Update (17 July 2020): This got featured on Hackaday and Hackster News!

Character LCDs have been around for a long time. These displays contain a number of discinct blocks — each capable of displaying a single character — so displaying scrolling text would traditionally involve just shifting characters left one block at a time. That’s fine and all, but why not try and raise the bar.. 😏

Hardware

Most character displays utilise the Hitachi HD44780 controller chip, which has the neat feature of letting us define and use up to eight custom characters, each 5x8 pixels in size. Mine uses this chip, so I’ll be taking advantage of repeatedly rendering custom characters to pull off smooth scrolling text.

I connected an Arduino Leonardo to my salvaged display over its 4-bit interface, and got to work on the software side.

Arduino connected to character LCD displaying ASCII test characters
Arduino connected to character LCD

Software

As we use an Arduino, the software written is in C++. Source code available at the end of the article.

We allocate memory for a canvas that will contain the raw pixel data for the message we want to display. We make use of a 5x7-pixel ASCII font, and for each ASCII character in the message string, we place the corresponding character at the appropriate location on the canvas using the memcpy function.
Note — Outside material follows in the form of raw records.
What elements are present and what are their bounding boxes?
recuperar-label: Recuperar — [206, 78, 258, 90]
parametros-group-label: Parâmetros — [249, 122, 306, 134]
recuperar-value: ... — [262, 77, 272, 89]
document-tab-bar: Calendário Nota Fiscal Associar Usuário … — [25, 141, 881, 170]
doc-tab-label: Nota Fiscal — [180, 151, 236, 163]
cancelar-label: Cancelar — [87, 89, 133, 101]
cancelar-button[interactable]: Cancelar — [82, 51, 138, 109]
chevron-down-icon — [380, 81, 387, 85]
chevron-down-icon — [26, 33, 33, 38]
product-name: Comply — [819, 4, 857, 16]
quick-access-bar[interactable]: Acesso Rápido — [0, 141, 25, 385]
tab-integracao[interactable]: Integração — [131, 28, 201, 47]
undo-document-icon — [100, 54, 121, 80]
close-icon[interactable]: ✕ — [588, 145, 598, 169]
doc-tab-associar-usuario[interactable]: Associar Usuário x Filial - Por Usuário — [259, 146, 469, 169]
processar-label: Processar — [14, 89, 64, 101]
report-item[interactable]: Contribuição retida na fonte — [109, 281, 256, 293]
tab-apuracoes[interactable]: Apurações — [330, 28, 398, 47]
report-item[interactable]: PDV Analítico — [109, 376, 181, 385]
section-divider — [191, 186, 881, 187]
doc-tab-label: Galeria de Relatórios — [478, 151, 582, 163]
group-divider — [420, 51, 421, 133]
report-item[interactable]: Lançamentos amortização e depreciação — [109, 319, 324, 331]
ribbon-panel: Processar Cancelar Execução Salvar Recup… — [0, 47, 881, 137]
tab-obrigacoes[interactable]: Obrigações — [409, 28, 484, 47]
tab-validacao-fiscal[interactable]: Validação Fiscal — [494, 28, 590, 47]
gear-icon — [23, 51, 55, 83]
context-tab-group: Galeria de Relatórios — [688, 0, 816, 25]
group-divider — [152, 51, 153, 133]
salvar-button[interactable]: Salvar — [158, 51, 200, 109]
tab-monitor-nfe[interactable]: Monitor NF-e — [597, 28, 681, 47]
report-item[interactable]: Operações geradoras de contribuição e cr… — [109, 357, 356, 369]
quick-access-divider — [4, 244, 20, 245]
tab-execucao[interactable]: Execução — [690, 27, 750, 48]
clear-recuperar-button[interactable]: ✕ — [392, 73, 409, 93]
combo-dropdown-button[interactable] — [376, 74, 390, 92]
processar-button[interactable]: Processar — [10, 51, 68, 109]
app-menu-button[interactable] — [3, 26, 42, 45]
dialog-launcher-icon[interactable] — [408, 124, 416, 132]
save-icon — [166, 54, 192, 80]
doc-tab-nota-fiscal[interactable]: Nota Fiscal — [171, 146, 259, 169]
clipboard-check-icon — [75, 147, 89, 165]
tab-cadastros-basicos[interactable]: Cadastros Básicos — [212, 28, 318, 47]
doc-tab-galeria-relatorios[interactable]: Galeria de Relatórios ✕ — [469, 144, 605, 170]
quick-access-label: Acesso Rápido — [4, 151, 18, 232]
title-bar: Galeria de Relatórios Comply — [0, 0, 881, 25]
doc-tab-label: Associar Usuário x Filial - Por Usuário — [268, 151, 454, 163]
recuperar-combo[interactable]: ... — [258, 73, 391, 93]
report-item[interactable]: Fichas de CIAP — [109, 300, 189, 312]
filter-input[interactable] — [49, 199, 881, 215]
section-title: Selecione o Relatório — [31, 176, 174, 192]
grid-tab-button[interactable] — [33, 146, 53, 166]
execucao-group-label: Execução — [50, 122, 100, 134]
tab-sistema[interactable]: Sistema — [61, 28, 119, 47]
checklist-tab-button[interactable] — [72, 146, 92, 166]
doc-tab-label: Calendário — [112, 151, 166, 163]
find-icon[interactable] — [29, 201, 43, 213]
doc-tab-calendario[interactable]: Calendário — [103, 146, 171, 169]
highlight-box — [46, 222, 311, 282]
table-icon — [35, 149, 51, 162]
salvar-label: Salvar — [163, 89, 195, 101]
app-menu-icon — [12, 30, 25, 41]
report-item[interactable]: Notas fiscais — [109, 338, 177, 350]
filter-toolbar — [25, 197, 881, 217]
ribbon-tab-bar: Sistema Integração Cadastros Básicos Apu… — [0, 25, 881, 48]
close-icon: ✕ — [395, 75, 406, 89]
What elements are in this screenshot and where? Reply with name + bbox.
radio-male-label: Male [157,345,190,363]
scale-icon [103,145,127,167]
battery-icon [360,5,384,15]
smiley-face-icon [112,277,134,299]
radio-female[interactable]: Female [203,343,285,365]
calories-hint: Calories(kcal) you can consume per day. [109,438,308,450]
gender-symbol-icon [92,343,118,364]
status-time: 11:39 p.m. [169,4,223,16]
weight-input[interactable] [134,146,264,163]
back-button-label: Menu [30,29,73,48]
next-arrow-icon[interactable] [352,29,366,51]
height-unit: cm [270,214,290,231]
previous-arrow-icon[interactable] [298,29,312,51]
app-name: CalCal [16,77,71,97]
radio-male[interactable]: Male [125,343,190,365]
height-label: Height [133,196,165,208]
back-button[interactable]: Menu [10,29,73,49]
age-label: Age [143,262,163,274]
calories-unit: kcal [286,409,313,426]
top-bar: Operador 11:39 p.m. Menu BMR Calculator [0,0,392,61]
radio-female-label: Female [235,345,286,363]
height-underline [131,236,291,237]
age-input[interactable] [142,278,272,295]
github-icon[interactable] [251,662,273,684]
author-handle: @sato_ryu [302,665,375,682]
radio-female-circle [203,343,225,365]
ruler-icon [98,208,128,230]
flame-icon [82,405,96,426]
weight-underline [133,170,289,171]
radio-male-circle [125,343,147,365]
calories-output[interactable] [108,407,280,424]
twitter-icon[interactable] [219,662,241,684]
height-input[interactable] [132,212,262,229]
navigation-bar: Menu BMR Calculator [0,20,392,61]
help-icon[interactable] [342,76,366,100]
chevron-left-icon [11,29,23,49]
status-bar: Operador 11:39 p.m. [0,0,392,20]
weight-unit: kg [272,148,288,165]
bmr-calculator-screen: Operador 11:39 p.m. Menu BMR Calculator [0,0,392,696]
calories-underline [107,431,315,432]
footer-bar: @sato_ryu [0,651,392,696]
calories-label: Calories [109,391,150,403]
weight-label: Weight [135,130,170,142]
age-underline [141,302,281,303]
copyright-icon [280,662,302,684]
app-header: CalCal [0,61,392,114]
In order to display our canvas on the LCD, we define a function to generate display-ready custom characters by grabbing pixel data from appropriate locations on the canvas. For each frame of the scrolling process, we can simply increment the horizontal index of the location on the canvas by one, which results in the message on-screen scrolling left by one pixel. These custom characters are then pushed to the display, and prest — mooth-scrolling text!

There was a slight complication I glossed ove — he memory structure of custom characters differs to that of the font and canvas. The font and canvas use five bytes to represent each character, with each byte representing one 7-pixel column (the most significant bit is ignored). The custom character format, however, uses 8 byte — ach representing one row of the character. To solve this issue, we define a function transpose which takes care of mapping the canvas format to the custom character format.

Source code

The Arduino sketch is available here: SmoothScrollingText.ino.

It should run on most Arduino devices, but I have only tested it on an Arduino Leonardo. Be sure to modify the LCD pin setup for your hardware.